Okay, another industry standard practice question here -
Moulds. The things you pour the chocolate into to get shape. We're in the process of purchasing a mold washer, and I'm trying to determine how frequently the molds need to be washed. This is probably the question I'm asked most frequently from customers, inspectors, auditors, and even sometimes visitors!
The chocolateirs and chocolate snobs maintain that washing the molds ruin them. That washing takes time, and introduces water, and that it should be avoided at all costs. Washing takes a lot of time. And drying takes even longer. And if we need the molds for another run? Air dry, with an air hose, which I am not a fan of because it'll just spread whatever is in the little pools of bacteria on the molds and introduces another point of contamination.
I suspect this is similar to the dilemma a cheese QA faces when they want to age them on wood. No way right?
I've done a lot of my own cleaning validations - all of the allergens present in our facility, indicator swabbing, and even, on a set of molds that were stored dirty, pathogen testing. Despite the number of times we use them, molds are coming out within our limits, no allergens, no pathogens. In between runs, we scrape any large spilled chocolate from the outer surfaces of the molds.

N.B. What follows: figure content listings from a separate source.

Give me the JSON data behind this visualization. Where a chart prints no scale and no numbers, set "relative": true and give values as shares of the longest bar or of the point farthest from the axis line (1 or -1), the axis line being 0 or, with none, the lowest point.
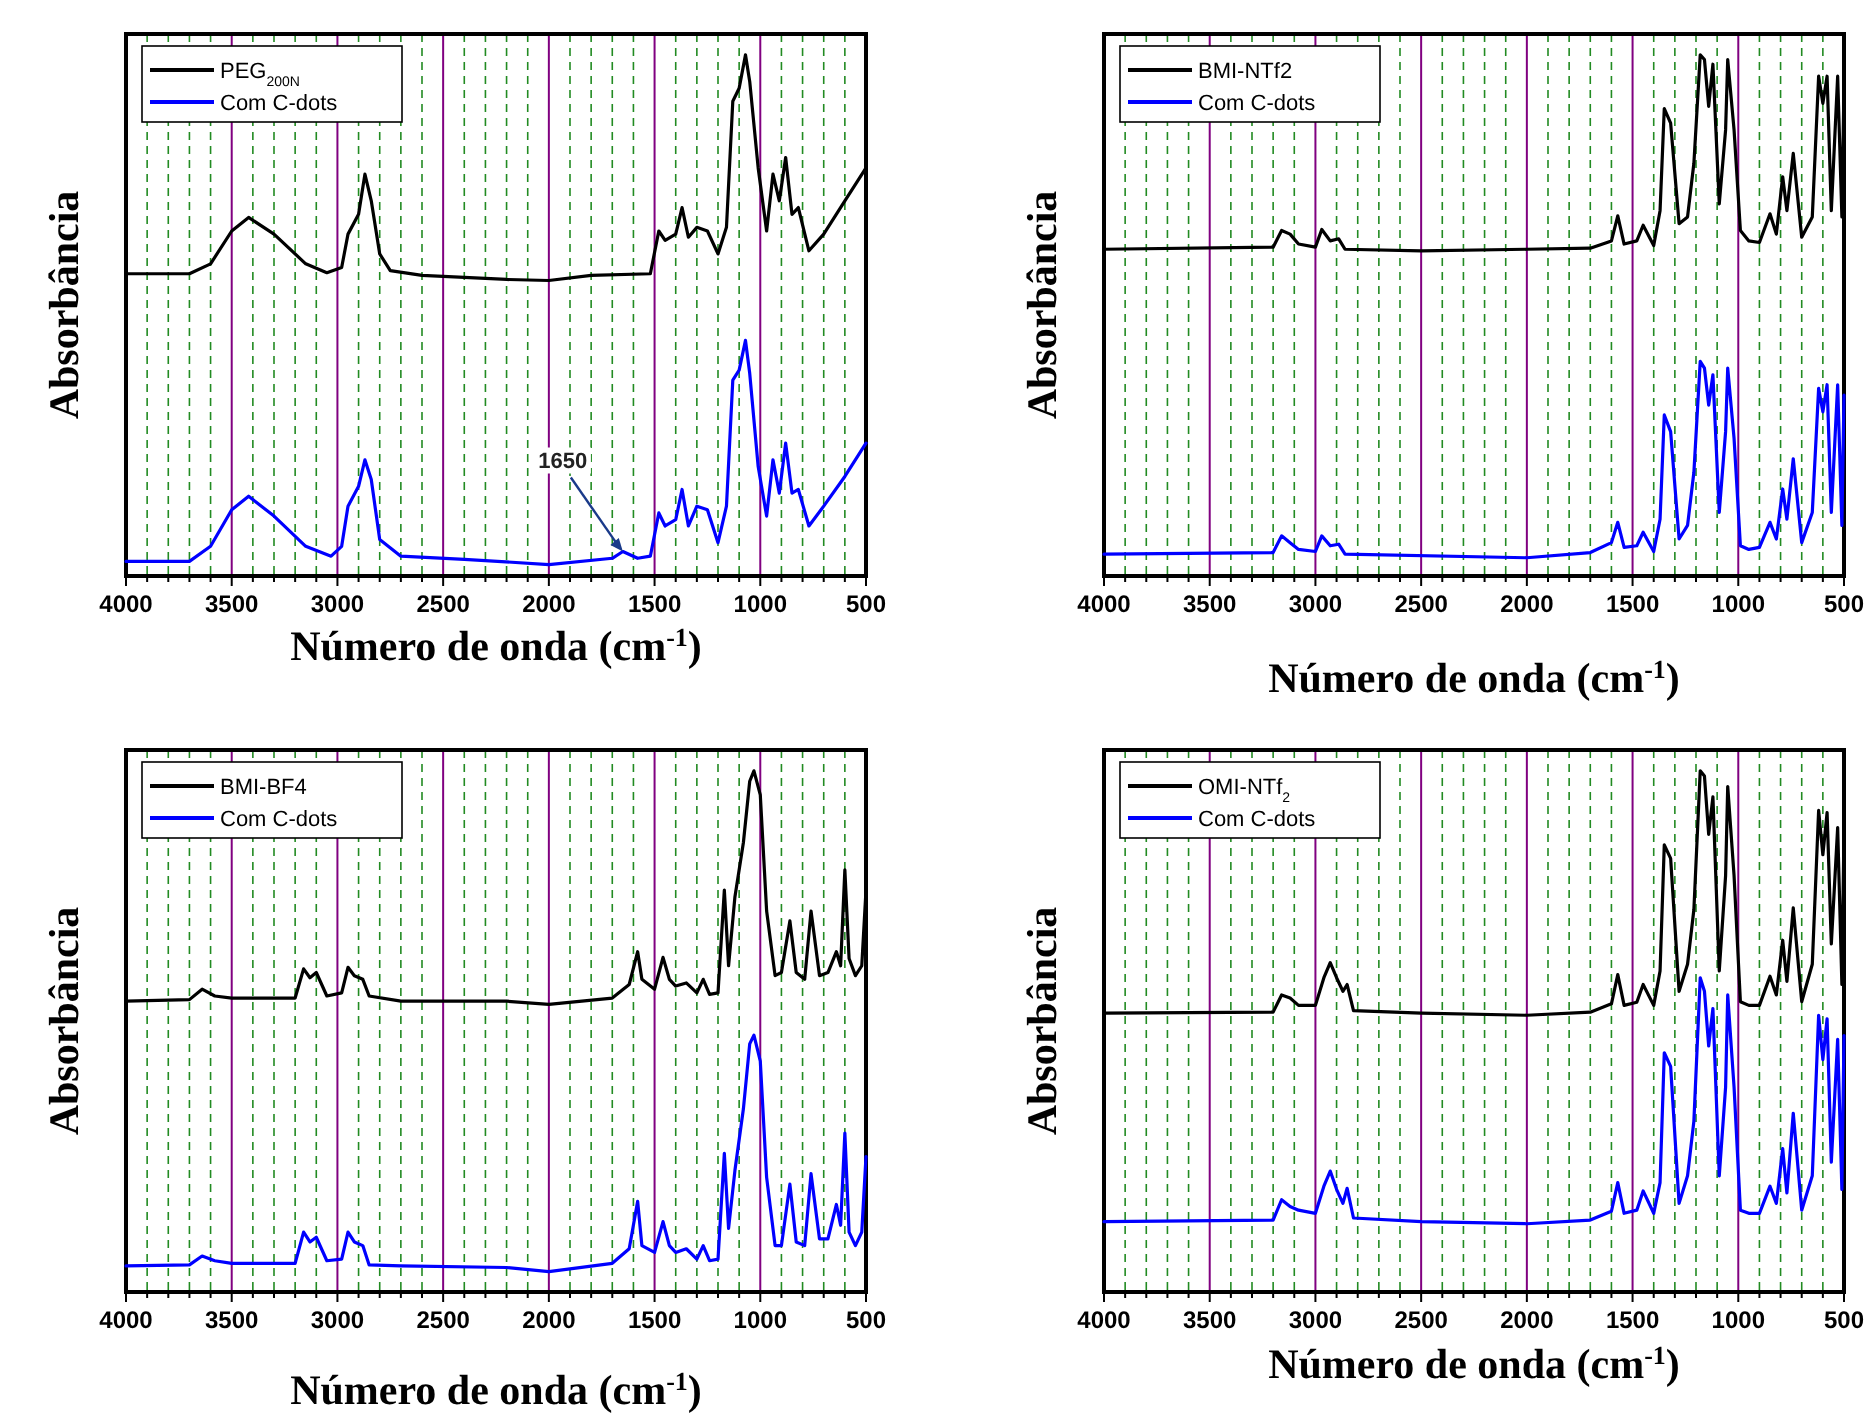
{
  "chart_data": [
    {
      "type": "line",
      "relative": true,
      "xlabel": "Número de onda (cm$^{-1}$)",
      "ylabel": "Absorbância",
      "xlim": [
        4000,
        500
      ],
      "xticks": [
        4000,
        {
          "value": 3900,
          "label": null
        },
        {
          "value": 3800,
          "label": null
        },
        {
          "value": 3700,
          "label": null
        },
        {
          "value": 3600,
          "label": null
        },
        3500,
        {
          "value": 3400,
          "label": null
        },
        {
          "value": 3300,
          "label": null
        },
        {
          "value": 3200,
          "label": null
        },
        {
          "value": 3100,
          "label": null
        },
        3000,
        {
          "value": 2900,
          "label": null
        },
        {
          "value": 2800,
          "label": null
        },
        {
          "value": 2700,
          "label": null
        },
        {
          "value": 2600,
          "label": null
        },
        2500,
        {
          "value": 2400,
          "label": null
        },
        {
          "value": 2300,
          "label": null
        },
        {
          "value": 2200,
          "label": null
        },
        {
          "value": 2100,
          "label": null
        },
        2000,
        {
          "value": 1900,
          "label": null
        },
        {
          "value": 1800,
          "label": null
        },
        {
          "value": 1700,
          "label": null
        },
        {
          "value": 1600,
          "label": null
        },
        1500,
        {
          "value": 1400,
          "label": null
        },
        {
          "value": 1300,
          "label": null
        },
        {
          "value": 1200,
          "label": null
        },
        {
          "value": 1100,
          "label": null
        },
        1000,
        {
          "value": 900,
          "label": null
        },
        {
          "value": 800,
          "label": null
        },
        {
          "value": 700,
          "label": null
        },
        {
          "value": 600,
          "label": null
        },
        500
      ],
      "grid": "x",
      "legend": "top left",
      "annotations": [
        {
          "text": "1650",
          "x": 1650,
          "y": 0.047
        }
      ],
      "series": [
        {
          "name": "PEG$_{200N}$",
          "color": "#000000",
          "x": [
            4000,
            3700,
            3600,
            3500,
            3420,
            3300,
            3150,
            3050,
            2980,
            2950,
            2900,
            2870,
            2840,
            2800,
            2750,
            2600,
            2200,
            2000,
            1800,
            1520,
            1480,
            1450,
            1400,
            1370,
            1340,
            1300,
            1250,
            1200,
            1160,
            1130,
            1100,
            1070,
            1050,
            1010,
            970,
            940,
            910,
            880,
            850,
            820,
            770,
            700,
            600,
            500
          ],
          "values": [
            0.58,
            0.58,
            0.599,
            0.662,
            0.688,
            0.656,
            0.599,
            0.582,
            0.592,
            0.656,
            0.694,
            0.771,
            0.72,
            0.618,
            0.586,
            0.577,
            0.569,
            0.567,
            0.577,
            0.58,
            0.662,
            0.644,
            0.656,
            0.707,
            0.65,
            0.669,
            0.662,
            0.618,
            0.669,
            0.911,
            0.936,
            1.0,
            0.949,
            0.783,
            0.662,
            0.771,
            0.72,
            0.803,
            0.694,
            0.707,
            0.624,
            0.656,
            0.72,
            0.783
          ]
        },
        {
          "name": "Com C-dots",
          "color": "#0000ff",
          "x": [
            4000,
            3700,
            3600,
            3500,
            3420,
            3300,
            3150,
            3030,
            2980,
            2950,
            2900,
            2870,
            2840,
            2800,
            2700,
            2400,
            2000,
            1700,
            1650,
            1580,
            1520,
            1480,
            1450,
            1400,
            1370,
            1340,
            1300,
            1250,
            1200,
            1160,
            1130,
            1100,
            1070,
            1050,
            1010,
            970,
            940,
            910,
            880,
            850,
            820,
            770,
            700,
            600,
            500
          ],
          "values": [
            0.028,
            0.028,
            0.057,
            0.127,
            0.153,
            0.115,
            0.057,
            0.038,
            0.057,
            0.134,
            0.172,
            0.223,
            0.185,
            0.07,
            0.038,
            0.032,
            0.022,
            0.034,
            0.047,
            0.034,
            0.038,
            0.121,
            0.096,
            0.108,
            0.166,
            0.096,
            0.134,
            0.127,
            0.064,
            0.134,
            0.376,
            0.395,
            0.452,
            0.389,
            0.21,
            0.115,
            0.223,
            0.159,
            0.255,
            0.159,
            0.166,
            0.096,
            0.134,
            0.191,
            0.255
          ]
        }
      ]
    },
    {
      "type": "line",
      "relative": true,
      "xlabel": "Número de onda (cm$^{-1}$)",
      "ylabel": "Absorbância",
      "xlim": [
        4000,
        500
      ],
      "xticks": [
        4000,
        {
          "value": 3900,
          "label": null
        },
        {
          "value": 3800,
          "label": null
        },
        {
          "value": 3700,
          "label": null
        },
        {
          "value": 3600,
          "label": null
        },
        3500,
        {
          "value": 3400,
          "label": null
        },
        {
          "value": 3300,
          "label": null
        },
        {
          "value": 3200,
          "label": null
        },
        {
          "value": 3100,
          "label": null
        },
        3000,
        {
          "value": 2900,
          "label": null
        },
        {
          "value": 2800,
          "label": null
        },
        {
          "value": 2700,
          "label": null
        },
        {
          "value": 2600,
          "label": null
        },
        2500,
        {
          "value": 2400,
          "label": null
        },
        {
          "value": 2300,
          "label": null
        },
        {
          "value": 2200,
          "label": null
        },
        {
          "value": 2100,
          "label": null
        },
        2000,
        {
          "value": 1900,
          "label": null
        },
        {
          "value": 1800,
          "label": null
        },
        {
          "value": 1700,
          "label": null
        },
        {
          "value": 1600,
          "label": null
        },
        1500,
        {
          "value": 1400,
          "label": null
        },
        {
          "value": 1300,
          "label": null
        },
        {
          "value": 1200,
          "label": null
        },
        {
          "value": 1100,
          "label": null
        },
        1000,
        {
          "value": 900,
          "label": null
        },
        {
          "value": 800,
          "label": null
        },
        {
          "value": 700,
          "label": null
        },
        {
          "value": 600,
          "label": null
        },
        500
      ],
      "grid": "x",
      "legend": "top left",
      "series": [
        {
          "name": "BMI-NTf2",
          "color": "#000000",
          "x": [
            4000,
            3200,
            3160,
            3120,
            3080,
            3000,
            2970,
            2930,
            2890,
            2860,
            2500,
            2000,
            1700,
            1600,
            1570,
            1540,
            1480,
            1450,
            1400,
            1370,
            1350,
            1320,
            1280,
            1240,
            1210,
            1180,
            1160,
            1140,
            1120,
            1090,
            1060,
            1050,
            1020,
            990,
            950,
            900,
            850,
            820,
            790,
            770,
            740,
            700,
            650,
            620,
            600,
            580,
            560,
            530,
            510,
            500
          ],
          "values": [
            0.627,
            0.631,
            0.663,
            0.656,
            0.637,
            0.631,
            0.665,
            0.643,
            0.647,
            0.627,
            0.624,
            0.627,
            0.629,
            0.643,
            0.691,
            0.637,
            0.643,
            0.673,
            0.634,
            0.701,
            0.897,
            0.869,
            0.676,
            0.689,
            0.792,
            1.0,
            0.991,
            0.901,
            0.982,
            0.714,
            0.856,
            0.991,
            0.856,
            0.663,
            0.643,
            0.64,
            0.695,
            0.656,
            0.766,
            0.701,
            0.811,
            0.65,
            0.689,
            0.959,
            0.907,
            0.959,
            0.701,
            0.959,
            0.689,
            0.94
          ]
        },
        {
          "name": "Com C-dots",
          "color": "#0000ff",
          "x": [
            4000,
            3200,
            3160,
            3120,
            3080,
            3000,
            2970,
            2930,
            2890,
            2860,
            2000,
            1700,
            1600,
            1570,
            1540,
            1480,
            1450,
            1400,
            1370,
            1350,
            1320,
            1280,
            1240,
            1210,
            1180,
            1160,
            1140,
            1120,
            1090,
            1060,
            1050,
            1020,
            990,
            950,
            900,
            850,
            820,
            790,
            770,
            740,
            700,
            650,
            620,
            600,
            580,
            560,
            530,
            510,
            500
          ],
          "values": [
            0.042,
            0.045,
            0.077,
            0.064,
            0.051,
            0.047,
            0.077,
            0.058,
            0.061,
            0.042,
            0.035,
            0.045,
            0.064,
            0.103,
            0.055,
            0.058,
            0.084,
            0.047,
            0.109,
            0.309,
            0.277,
            0.071,
            0.097,
            0.199,
            0.412,
            0.399,
            0.328,
            0.386,
            0.122,
            0.277,
            0.399,
            0.264,
            0.058,
            0.051,
            0.055,
            0.103,
            0.071,
            0.167,
            0.109,
            0.225,
            0.064,
            0.122,
            0.36,
            0.315,
            0.367,
            0.122,
            0.367,
            0.097,
            0.347
          ]
        }
      ]
    },
    {
      "type": "line",
      "relative": true,
      "xlabel": "Número de onda (cm$^{-1}$)",
      "ylabel": "Absorbância",
      "xlim": [
        4000,
        500
      ],
      "xticks": [
        4000,
        {
          "value": 3900,
          "label": null
        },
        {
          "value": 3800,
          "label": null
        },
        {
          "value": 3700,
          "label": null
        },
        {
          "value": 3600,
          "label": null
        },
        3500,
        {
          "value": 3400,
          "label": null
        },
        {
          "value": 3300,
          "label": null
        },
        {
          "value": 3200,
          "label": null
        },
        {
          "value": 3100,
          "label": null
        },
        3000,
        {
          "value": 2900,
          "label": null
        },
        {
          "value": 2800,
          "label": null
        },
        {
          "value": 2700,
          "label": null
        },
        {
          "value": 2600,
          "label": null
        },
        2500,
        {
          "value": 2400,
          "label": null
        },
        {
          "value": 2300,
          "label": null
        },
        {
          "value": 2200,
          "label": null
        },
        {
          "value": 2100,
          "label": null
        },
        2000,
        {
          "value": 1900,
          "label": null
        },
        {
          "value": 1800,
          "label": null
        },
        {
          "value": 1700,
          "label": null
        },
        {
          "value": 1600,
          "label": null
        },
        1500,
        {
          "value": 1400,
          "label": null
        },
        {
          "value": 1300,
          "label": null
        },
        {
          "value": 1200,
          "label": null
        },
        {
          "value": 1100,
          "label": null
        },
        1000,
        {
          "value": 900,
          "label": null
        },
        {
          "value": 800,
          "label": null
        },
        {
          "value": 700,
          "label": null
        },
        {
          "value": 600,
          "label": null
        },
        500
      ],
      "grid": "x",
      "legend": "top left",
      "series": [
        {
          "name": "BMI-BF4",
          "color": "#000000",
          "x": [
            4000,
            3700,
            3640,
            3580,
            3500,
            3200,
            3160,
            3130,
            3100,
            3050,
            2980,
            2950,
            2920,
            2880,
            2850,
            2700,
            2200,
            2000,
            1700,
            1620,
            1580,
            1560,
            1500,
            1460,
            1430,
            1400,
            1350,
            1300,
            1270,
            1240,
            1200,
            1170,
            1150,
            1120,
            1080,
            1050,
            1030,
            1000,
            970,
            930,
            900,
            860,
            830,
            790,
            760,
            720,
            680,
            640,
            620,
            600,
            580,
            550,
            520,
            500
          ],
          "values": [
            0.558,
            0.561,
            0.581,
            0.568,
            0.564,
            0.564,
            0.62,
            0.603,
            0.613,
            0.568,
            0.574,
            0.623,
            0.607,
            0.6,
            0.568,
            0.558,
            0.558,
            0.552,
            0.564,
            0.59,
            0.653,
            0.6,
            0.581,
            0.642,
            0.6,
            0.587,
            0.593,
            0.574,
            0.6,
            0.571,
            0.574,
            0.771,
            0.626,
            0.758,
            0.862,
            0.98,
            1.0,
            0.954,
            0.731,
            0.607,
            0.613,
            0.712,
            0.613,
            0.6,
            0.731,
            0.607,
            0.613,
            0.653,
            0.626,
            0.81,
            0.64,
            0.607,
            0.626,
            0.771
          ]
        },
        {
          "name": "Com C-dots",
          "color": "#0000ff",
          "x": [
            4000,
            3700,
            3640,
            3580,
            3500,
            3200,
            3160,
            3130,
            3100,
            3050,
            2980,
            2950,
            2920,
            2880,
            2850,
            2700,
            2200,
            2000,
            1700,
            1620,
            1580,
            1560,
            1500,
            1460,
            1430,
            1400,
            1350,
            1300,
            1270,
            1240,
            1200,
            1170,
            1150,
            1120,
            1080,
            1050,
            1030,
            1000,
            970,
            930,
            900,
            860,
            830,
            790,
            760,
            720,
            680,
            640,
            620,
            600,
            580,
            550,
            520,
            500
          ],
          "values": [
            0.05,
            0.052,
            0.069,
            0.06,
            0.055,
            0.055,
            0.115,
            0.096,
            0.105,
            0.06,
            0.063,
            0.115,
            0.096,
            0.089,
            0.052,
            0.05,
            0.047,
            0.039,
            0.055,
            0.083,
            0.174,
            0.089,
            0.076,
            0.135,
            0.089,
            0.076,
            0.083,
            0.063,
            0.089,
            0.06,
            0.063,
            0.266,
            0.122,
            0.233,
            0.351,
            0.476,
            0.493,
            0.443,
            0.22,
            0.089,
            0.089,
            0.207,
            0.096,
            0.089,
            0.227,
            0.102,
            0.102,
            0.168,
            0.128,
            0.305,
            0.115,
            0.089,
            0.115,
            0.26
          ]
        }
      ]
    },
    {
      "type": "line",
      "relative": true,
      "xlabel": "Número de onda (cm$^{-1}$)",
      "ylabel": "Absorbância",
      "xlim": [
        4000,
        500
      ],
      "xticks": [
        4000,
        {
          "value": 3900,
          "label": null
        },
        {
          "value": 3800,
          "label": null
        },
        {
          "value": 3700,
          "label": null
        },
        {
          "value": 3600,
          "label": null
        },
        3500,
        {
          "value": 3400,
          "label": null
        },
        {
          "value": 3300,
          "label": null
        },
        {
          "value": 3200,
          "label": null
        },
        {
          "value": 3100,
          "label": null
        },
        3000,
        {
          "value": 2900,
          "label": null
        },
        {
          "value": 2800,
          "label": null
        },
        {
          "value": 2700,
          "label": null
        },
        {
          "value": 2600,
          "label": null
        },
        2500,
        {
          "value": 2400,
          "label": null
        },
        {
          "value": 2300,
          "label": null
        },
        {
          "value": 2200,
          "label": null
        },
        {
          "value": 2100,
          "label": null
        },
        2000,
        {
          "value": 1900,
          "label": null
        },
        {
          "value": 1800,
          "label": null
        },
        {
          "value": 1700,
          "label": null
        },
        {
          "value": 1600,
          "label": null
        },
        1500,
        {
          "value": 1400,
          "label": null
        },
        {
          "value": 1300,
          "label": null
        },
        {
          "value": 1200,
          "label": null
        },
        {
          "value": 1100,
          "label": null
        },
        1000,
        {
          "value": 900,
          "label": null
        },
        {
          "value": 800,
          "label": null
        },
        {
          "value": 700,
          "label": null
        },
        {
          "value": 600,
          "label": null
        },
        500
      ],
      "grid": "x",
      "legend": "top left",
      "series": [
        {
          "name": "OMI-NTf$_{2}$",
          "color": "#000000",
          "x": [
            4000,
            3200,
            3160,
            3120,
            3080,
            3000,
            2960,
            2930,
            2900,
            2870,
            2850,
            2820,
            2500,
            2000,
            1700,
            1600,
            1570,
            1540,
            1480,
            1450,
            1400,
            1370,
            1350,
            1320,
            1280,
            1240,
            1210,
            1180,
            1160,
            1140,
            1120,
            1090,
            1060,
            1050,
            1020,
            990,
            950,
            900,
            850,
            820,
            790,
            770,
            740,
            700,
            650,
            620,
            600,
            580,
            560,
            530,
            510,
            500
          ],
          "values": [
            0.535,
            0.537,
            0.57,
            0.564,
            0.55,
            0.55,
            0.603,
            0.632,
            0.603,
            0.577,
            0.59,
            0.54,
            0.535,
            0.531,
            0.537,
            0.553,
            0.609,
            0.55,
            0.556,
            0.59,
            0.55,
            0.616,
            0.858,
            0.832,
            0.577,
            0.629,
            0.734,
            1.0,
            0.99,
            0.878,
            0.95,
            0.616,
            0.799,
            0.97,
            0.799,
            0.557,
            0.55,
            0.55,
            0.606,
            0.57,
            0.675,
            0.596,
            0.737,
            0.557,
            0.629,
            0.924,
            0.839,
            0.92,
            0.668,
            0.891,
            0.59,
            0.885
          ]
        },
        {
          "name": "Com C-dots",
          "color": "#0000ff",
          "x": [
            4000,
            3200,
            3160,
            3120,
            3080,
            3000,
            2960,
            2930,
            2900,
            2870,
            2850,
            2820,
            2500,
            2000,
            1700,
            1600,
            1570,
            1540,
            1480,
            1450,
            1400,
            1370,
            1350,
            1320,
            1280,
            1240,
            1210,
            1180,
            1160,
            1140,
            1120,
            1090,
            1060,
            1050,
            1020,
            990,
            950,
            900,
            850,
            820,
            790,
            770,
            740,
            700,
            650,
            620,
            600,
            580,
            560,
            530,
            510,
            500
          ],
          "values": [
            0.135,
            0.138,
            0.177,
            0.164,
            0.157,
            0.151,
            0.203,
            0.232,
            0.197,
            0.17,
            0.199,
            0.142,
            0.135,
            0.131,
            0.138,
            0.155,
            0.21,
            0.151,
            0.157,
            0.194,
            0.151,
            0.21,
            0.459,
            0.433,
            0.17,
            0.223,
            0.328,
            0.603,
            0.577,
            0.472,
            0.544,
            0.223,
            0.393,
            0.57,
            0.393,
            0.157,
            0.151,
            0.151,
            0.203,
            0.17,
            0.275,
            0.19,
            0.343,
            0.157,
            0.223,
            0.531,
            0.446,
            0.524,
            0.249,
            0.485,
            0.197,
            0.492
          ]
        }
      ]
    }
  ]
}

We have noticed that when we run several flavorings that are oil soluble we must wash the molds, because the oil remains in the shape of the molds. But it's very difficult to visually know when this is going to happen. We ended up setting frequency by this indicator.
Now that we have a mold washer, cleaning will take considerably less time, but it won't be instant. It'll still be a large period of time when one mold set can not be used.
What do you guys know about mold washing? Every time? Never?